仅使用 tidyverse 计算平均占用率
Calculating the Average Occupancy with tidyverse only
我仅使用 tidyverse 计算一天中几个小时的平均到达人数和平均入住人数。
然而,上面的例子实际上并没有计算平均入住率,而是计算了特定时间的人数。
然而,如果我有一个人要来,比如说在医院,急诊室,2018 年 12 月 10 日上午 10 点到达,第二天 7:45 离开。这意味着从上午 10 点一直到第二天早上 7 点(不包括上午 8 点和 9 点),入住率的值为 1.00 个患者。对两个日期的占用率取平均值,这意味着从患者到达之日上午 10 点到患者出院后第二天早上 7 点的所有时间,占用率为 0.5,不包括上午 8 点和上午 9 点(平均值为 0) . Arrivals 也是如此,不同之处在于它只计算患者到达的时间,而不是他们停留的所有时间。这就是 Occupancy 和 Arrivals 之间的区别,这似乎是我之前的帮助请求中给出的所有答案都解决了 Arrivals 平均值而不是 Occupancy,尽管我请求的是 Averaged Occupancy。
这是我过去试图解决的一个例子。
我在下面重现。
df <- structure(list(ID = c(101, 102, 103, 104, 105, 106, 107), Adm =
structure(c(1326309720, 1326309900, 1328990700, 1328997240,
1329000840, 1329004440, 1329004680),
class = c("POSIXct", "POSIXt"), tzone = ""), Disc =
structure(c(1326313800, 1326317340, 1326317460, 1326324660,
1326328260, 1 326335460, 1326335460),
class = c("POSIXct", "POSIXt"), tzone = "")),
.Names = c("ID", "Adm", "Disc"),
row.names = c(NA, -7L), class = "data.frame")
library(tidyverse)
df %>%
group_by(ID) %>%
mutate(occupancy = ifelse(last(Disc) > first(Adm) + 60*60, 1, 0))
这是一个极简的例子,为了简单起见,这是我有的可重现的数据类型。然而,出于数据保护的原因,不能透露原始数据中的任何数据。

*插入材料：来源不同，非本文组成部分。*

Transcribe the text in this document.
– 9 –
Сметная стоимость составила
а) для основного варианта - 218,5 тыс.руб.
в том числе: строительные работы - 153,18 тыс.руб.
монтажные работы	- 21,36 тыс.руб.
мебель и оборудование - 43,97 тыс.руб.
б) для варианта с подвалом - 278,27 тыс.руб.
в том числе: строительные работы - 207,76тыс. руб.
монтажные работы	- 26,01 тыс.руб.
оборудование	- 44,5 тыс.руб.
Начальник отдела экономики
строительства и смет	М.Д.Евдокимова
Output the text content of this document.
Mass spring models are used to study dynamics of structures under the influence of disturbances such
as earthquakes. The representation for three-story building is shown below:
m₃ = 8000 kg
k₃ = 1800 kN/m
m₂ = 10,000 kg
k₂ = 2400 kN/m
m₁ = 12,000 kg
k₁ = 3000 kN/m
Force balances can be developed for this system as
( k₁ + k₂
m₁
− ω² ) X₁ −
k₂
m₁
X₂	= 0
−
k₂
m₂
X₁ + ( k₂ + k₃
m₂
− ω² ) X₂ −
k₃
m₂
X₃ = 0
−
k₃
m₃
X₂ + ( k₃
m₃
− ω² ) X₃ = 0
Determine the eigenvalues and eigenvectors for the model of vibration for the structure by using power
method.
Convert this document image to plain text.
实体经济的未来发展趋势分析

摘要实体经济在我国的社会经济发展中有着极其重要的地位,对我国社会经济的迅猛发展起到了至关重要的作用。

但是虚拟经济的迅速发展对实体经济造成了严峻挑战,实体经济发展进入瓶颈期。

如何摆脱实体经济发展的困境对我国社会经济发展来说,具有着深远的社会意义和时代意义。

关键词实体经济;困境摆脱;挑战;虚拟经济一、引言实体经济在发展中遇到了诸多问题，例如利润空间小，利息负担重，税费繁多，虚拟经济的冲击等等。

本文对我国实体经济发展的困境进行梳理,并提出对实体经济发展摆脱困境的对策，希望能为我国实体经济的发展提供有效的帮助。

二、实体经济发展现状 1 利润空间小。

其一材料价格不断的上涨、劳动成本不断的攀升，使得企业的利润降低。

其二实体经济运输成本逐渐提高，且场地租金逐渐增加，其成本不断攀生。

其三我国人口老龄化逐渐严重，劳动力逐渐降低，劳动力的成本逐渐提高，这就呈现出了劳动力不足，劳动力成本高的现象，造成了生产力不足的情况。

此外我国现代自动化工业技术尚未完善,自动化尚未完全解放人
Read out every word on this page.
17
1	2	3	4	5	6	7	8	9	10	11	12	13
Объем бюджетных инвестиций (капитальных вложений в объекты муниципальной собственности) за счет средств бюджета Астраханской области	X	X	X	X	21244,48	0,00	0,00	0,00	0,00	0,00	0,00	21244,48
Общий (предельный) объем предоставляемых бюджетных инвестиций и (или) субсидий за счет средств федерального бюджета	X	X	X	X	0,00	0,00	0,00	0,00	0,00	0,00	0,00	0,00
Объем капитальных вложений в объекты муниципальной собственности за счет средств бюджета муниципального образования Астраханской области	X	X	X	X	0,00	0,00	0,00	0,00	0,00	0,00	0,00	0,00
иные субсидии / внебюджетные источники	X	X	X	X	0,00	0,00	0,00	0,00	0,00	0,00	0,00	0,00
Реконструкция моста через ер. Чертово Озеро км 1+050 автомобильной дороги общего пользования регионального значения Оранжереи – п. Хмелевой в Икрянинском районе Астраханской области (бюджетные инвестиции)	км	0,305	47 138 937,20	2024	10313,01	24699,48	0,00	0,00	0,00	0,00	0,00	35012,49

df <- structure(list(ID = 101:103,
`Admissions <- as.POSIXct(c("2018-12-10 09:30:00",
"2018-12-10 10:15:00",
"2018-12-11 08:05:00"),
tz = "Europe/London")` =
structure(c(1544434200, 1544436900, 1544519100),
class = c("POSIXct", "POSIXt"),
tzone = "Europe/London"),
`Discharges <- as.POSIXct(c("2018-12-10 12:30:00",
"2018-12-11 07:45:00",
"2018-12-11 09:05-00"),
tz = "Europe/London")` =
structure(c(1544445000, 1544514300, 1544519100),
class = c("POSIXct", "POSIXt"),
tzone = "Europe/London")), row.names = c(NA, -3L),
class = c("tbl_df", "tbl", "data.frame"))
预期的输出是:
output <- structure(list(
Hour = 0:23,
Average_arrivals = c(0, 0, 0, 0, 0, 0, 0, 0, 0.5, 0.5, 0.5, 0, 0, 0,
0, 0, 0, 0, 0, 0, 0, 0, 0, 0),
Average_occ = c(0.5, 0.5, 0.5, 0.5, 0.5, 0.5, 0.5, 0.5, 0, 0.5, 1,
1, 1, 0.5, 0.5, 0.5, 0.5, 0.5, 0.5, 0.5, 0.5, 0.5,
0.5, 0.5)),
row.names = c(NA, -24L), class = c("tbl_df", "tbl", "data.frame"),
spec = structure(list(cols = list(X1 =
structure(list(), class = c("collector_integer", "collector")),
Hour = structure(list(), class =c("collector_integer","collector")),
Average_arrivals = structure(list(),
class = c("collector_double", "collector")),
Average_occ = structure(list(), class = c("collector_double",
"collector"))),
default = structure(list(),
class = c("collector_guess","collector"))),
class = "col_spec"))
这是一种使用 tidyverse 的方法。首先,我使用 gather
转换为长格式,然后创建一个 "change" 列,该列为入院时为 +1,出院时为 -1。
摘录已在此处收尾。